Are there any general exceptions from antitrust law for certain types of agreement containing vertical restraints? If so, please describe.

There are no general exceptions from antitrust law for certain types of vertical restraints as such.

However, ComCo regards vertical agreements other than those explicitly listed in sections 10 and 12 of the VN usually as non-significant restrictions of competition, provided the market share of all the enterprises involved does not exceed a threshold of 15 per cent on any of the relevant markets (section 13(1) of the VN). The VN takes precedence over the notice of 19 December 2005 regarding agreements with limited market effects meant to provide a safe harbour for small and medium-sized enterprises, which generally applies to agreements with limited market effects (section 9(2) of the VN).

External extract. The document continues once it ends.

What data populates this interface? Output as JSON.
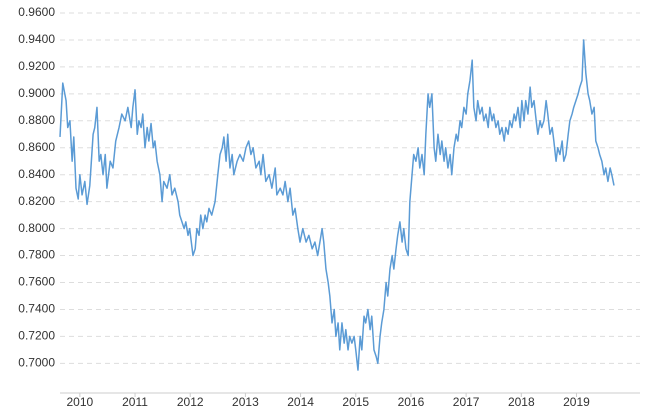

Further, statutory provisions that do not allow competition in a market for certain goods or services take precedence over the provisions of the Cartel Act. These statutory provisions include in particular provisions that establish an official market or price system and provisions that grant special rights to specific undertakings to enable them to fulfil public duties (article 3(1) of the Cartel Act). In December 2013, the Federal Administrative Court approved the appeals lodged by the manufacturers of pharmaceutical products against a ComCo fining decision on the basis that the Cartel Act does not apply owing to regulatory and factual impediments to price competition concerning the sale of the products at stake (ie, Viagra, Levitra and Cialis). This decision had been appealed to the Federal Supreme Court by the Federal Department of Economic Affairs, Education and Research and was set aside and remitted for reconsideration in January 2015. The Federal Supreme Court held that the Cartel Act does apply in this case considering that the regulatory framework for pharmaceutical products does not exclude competition. On that basis the Federal Administrative Court issued a new decision on the merits, holding that the mere adherence of resellers to non-binding public price recommendations is insufficient to establish an agreement in the sense of article 4(1) of the Cartel Act. This decision was again challenged before the Federal Supreme Court and is still under appeal.